I really enjoy my pond, but it's a labor of love - a lot of labor!!

:-)
3 months ago
I'm going to bump this back up with an 8-year update.

Thank you both, Eric and Travis, and the rest of you with great road-building knowledge.

My road did not hold up.   On the left side it sank, not too terribly, but it's annoying and not right.  It  will probably just get worse.  So I will put sand first, on my clay, (thank you, Eric,) and then rip-rap and 3/4" rock.   I did put drain pipes across the trenches because digging those out every year was a pain.  I have to cap them off after the rainy season to keep the rodents from putting nests in there.

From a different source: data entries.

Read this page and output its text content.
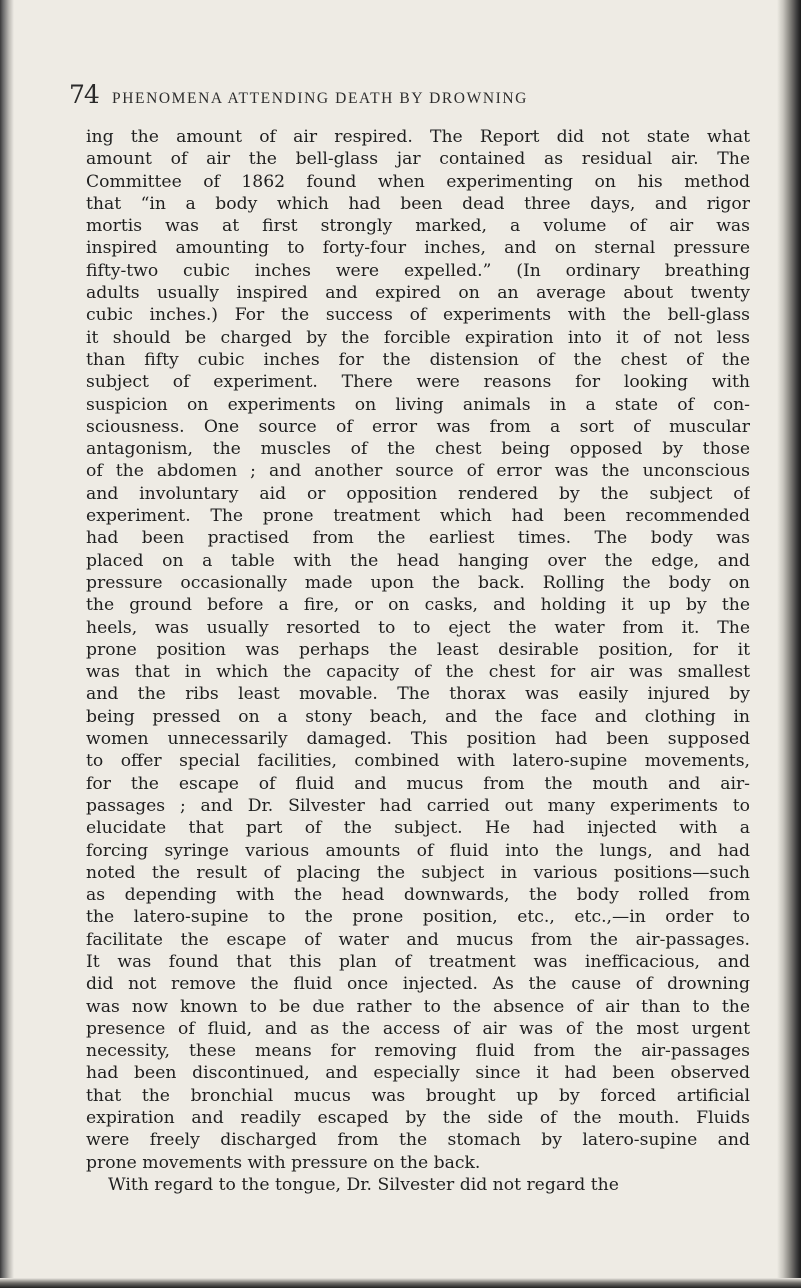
74 PHENOMENA ATTENDING DEATH BY DROWNING
ing the amount of air respired. The Report did not state what
amount of air the bell-glass jar contained as residual air. The
Committee of 1862 found when experimenting on his method
that “in a body which had been dead three days, and rigor
mortis was at first strongly marked, a volume of air was
inspired amounting to forty-four inches, and on sternal pressure
fifty-two cubic inches were expelled.” (In ordinary breathing
adults usually inspired and expired on an average about twenty
cubic inches.) For the success of experiments with the bell-glass
it should be charged by the forcible expiration into it of not less
than fifty cubic inches for the distension of the chest of the
subject of experiment. There were reasons for looking with
suspicion on experiments on living animals in a state of con-
sciousness. One source of error was from a sort of muscular
antagonism, the muscles of the chest being opposed by those
of the abdomen ; and another source of error was the unconscious
and involuntary aid or opposition rendered by the subject of
experiment. The prone treatment which had been recommended
had been practised from the earliest times. The body was
placed on a table with the head hanging over the edge, and
pressure occasionally made upon the back. Rolling the body on
the ground before a fire, or on casks, and holding it up by the
heels, was usually resorted to to eject the water from it. The
prone position was perhaps the least desirable position, for it
was that in which the capacity of the chest for air was smallest
and the ribs least movable. The thorax was easily injured by
being pressed on a stony beach, and the face and clothing in
women unnecessarily damaged. This position had been supposed
to offer special facilities, combined with latero-supine movements,
for the escape of fluid and mucus from the mouth and air-
passages ; and Dr. Silvester had carried out many experiments to
elucidate that part of the subject. He had injected with a
forcing syringe various amounts of fluid into the lungs, and had
noted the result of placing the subject in various positions—such
as depending with the head downwards, the body rolled from
the latero-supine to the prone position, etc., etc.,—in order to
facilitate the escape of water and mucus from the air-passages.
It was found that this plan of treatment was inefficacious, and
did not remove the fluid once injected. As the cause of drowning
was now known to be due rather to the absence of air than to the
presence of fluid, and as the access of air was of the most urgent
necessity, these means for removing fluid from the air-passages
had been discontinued, and especially since it had been observed
that the bronchial mucus was brought up by forced artificial
expiration and readily escaped by the side of the mouth. Fluids
were freely discharged from the stomach by latero-supine and
prone movements with pressure on the back.
With regard to the tongue, Dr. Silvester did not regard the
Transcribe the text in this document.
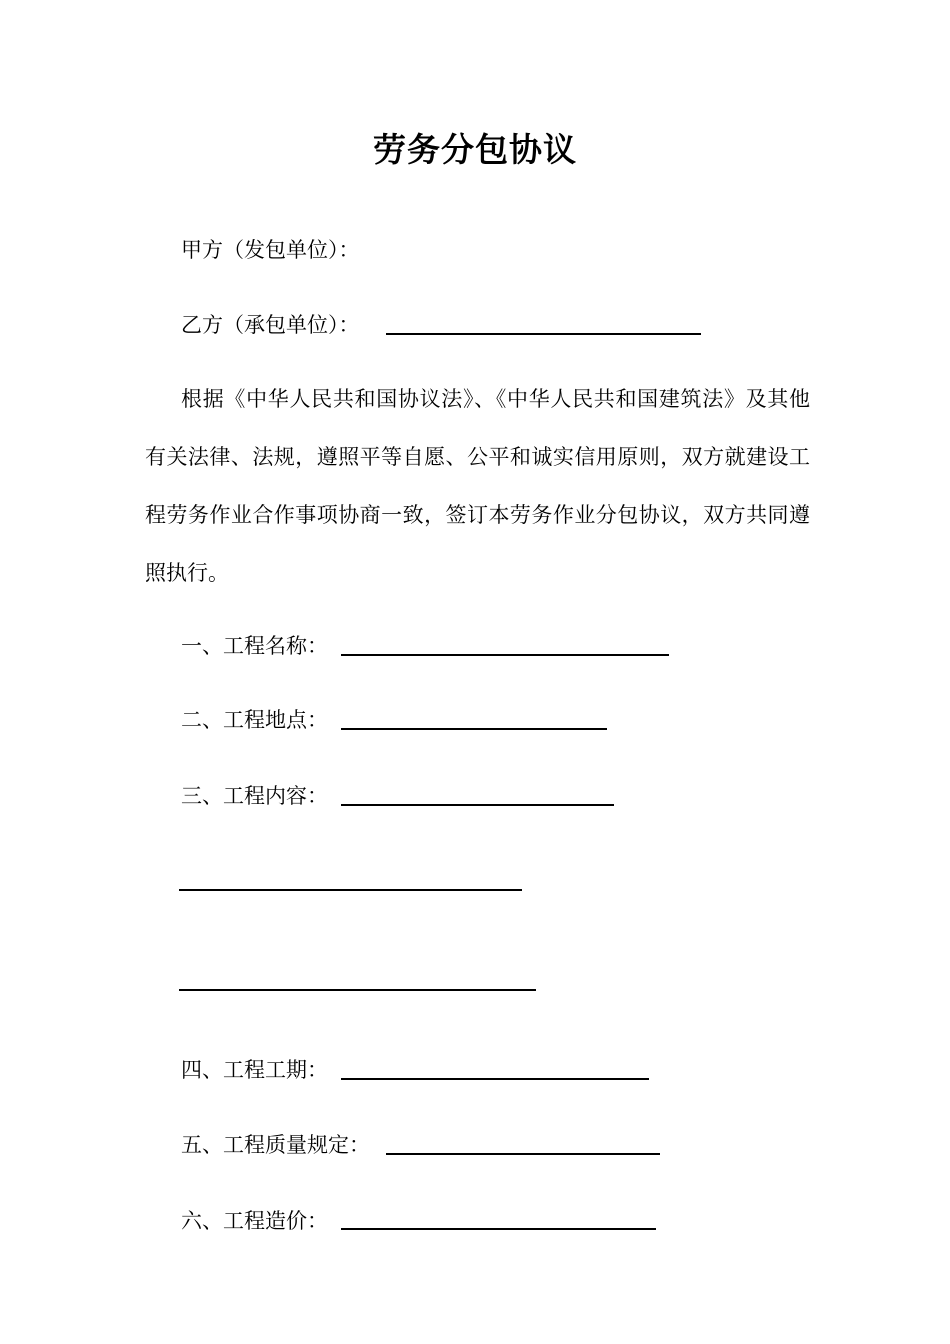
劳务分包协议
甲方（发包单位）：
乙方（承包单位）：
根据《中华人民共和国协议法》、《中华人民共和国建筑法》及其他有关法律、法规，遵照平等自愿、公平和诚实信用原则，双方就建设工程劳务作业合作事项协商一致，签订本劳务作业分包协议，双方共同遵照执行。
一、工程名称：
二、工程地点：
三、工程内容：
四、工程工期：
五、工程质量规定：
六、工程造价：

I can vouch for the rip-rap/3/4" rock solidity,  I did it once under a shed foundation and it has absolutely held up even with ground water flowing over it when the ground is saturated.  The shed has not moved in any way.

Thanks again, everybody.

3 months ago
About preserving post ends, I just ran across something, there used to be metal cauldrons for heating up pitch, and then post ends were submerged in the hot pitch, and this preserved them in the ground.  I don't know any more specifics than this, but it might be worth looking into.
3 months ago
Nancy, rock on!  That looks really great!
3 months ago
Rose, pretty impressive that you guys can grow apricots.  I guess out of all the fruit trees I have, apricots are the fussiest, and I always give them another year to get over whatever issue they had.   Do the other trees have pollinators, or did the bees take a hit from the cold temps, too?

Mine fuss in the drought, even though I water them.  Then we got enough rain, they all had new shoots, then we got too much rain, they sat in water for at least 3 months, and those shoots didn't get a single leaf.  Some of  the new growth was killed.  I'm hoping they are just stunned into neutral for a year.  

They do tend to pull through eventually.

3 months ago
If you have a style already in mind, I would say for two people start out with 8 to 10 feet wide, and 20 feet long in whatever configuration works, and expand as you go.

I built five 10x19 foot quonset hut style greenhouses 25 years ago, and they have evolved to two of them holding fruit trees with just chicken wire covering and some fabric in the winter, and the other three has vegetables.  The reason I say 19 feet long instead of 20 is that the greenhouse plastic comes in 20-foot lengths, and you need 6 inches on each end to roll around the ends to seal it.  (As an example, the ends will be flapping open if you put a 20 foot piece of plastic on exactly a 20 foot frame.)

The trees are frost sensitive, banana, avocado and tangerine, lemon.  

A quonset hut is 20-foot rebar, covered in 1/2" PVC pipe,  bent in an arch, ends 10 feet apart.  Ends inserted into the ground, but the ground doesn't freeze here, so that extra depth beyond frozen soil would be part of the calculation.   It is about 71/2  feet high, arches are about 3 to 4 feet apart.  There are wooden supports going down the middle because the center of the rebar, over time, will start to sink, especially with the weight of plastic or panels or shade cloth on it.  

This style is really good in bad winds.  We had what they call a microblast, approx. 80-90 MPH winds for 1-2 steady minutes, not a gust, everything shook, but the greenhouse had very little damage.  It can be added onto if you want.  It's DIY, so it's not as expensive as a kit.   I put a chicken wire wall between two 19-foot sections so if a packrat gets into one section, it probably can't get into the other section, and I can get rid of it before too much damage is done.  The door is wide enough to accommodate a wheelbarrow.  

Not sure why people want really high greenhouses.  I want the heat down around the plants, not up at the 8 or 10 foot height.  I also don't want to have to get on a ladder to repair them.  I don't want them up in the wind.  Greenhouse plastic comes in specific widths, and a 20-foot width of plastic is what covers an 8-foot wide arched greenhouse.   I put 2-foot wide, 8-foot long patio panels around the bottom and the plastic comes down over the patio panels.  It keeps the animals from seeing all the green in there and trying to get to it.  Deer will try if there's a drought and they are low on food.  Foxes, and rabbits, too, they love tomatoes and fruit.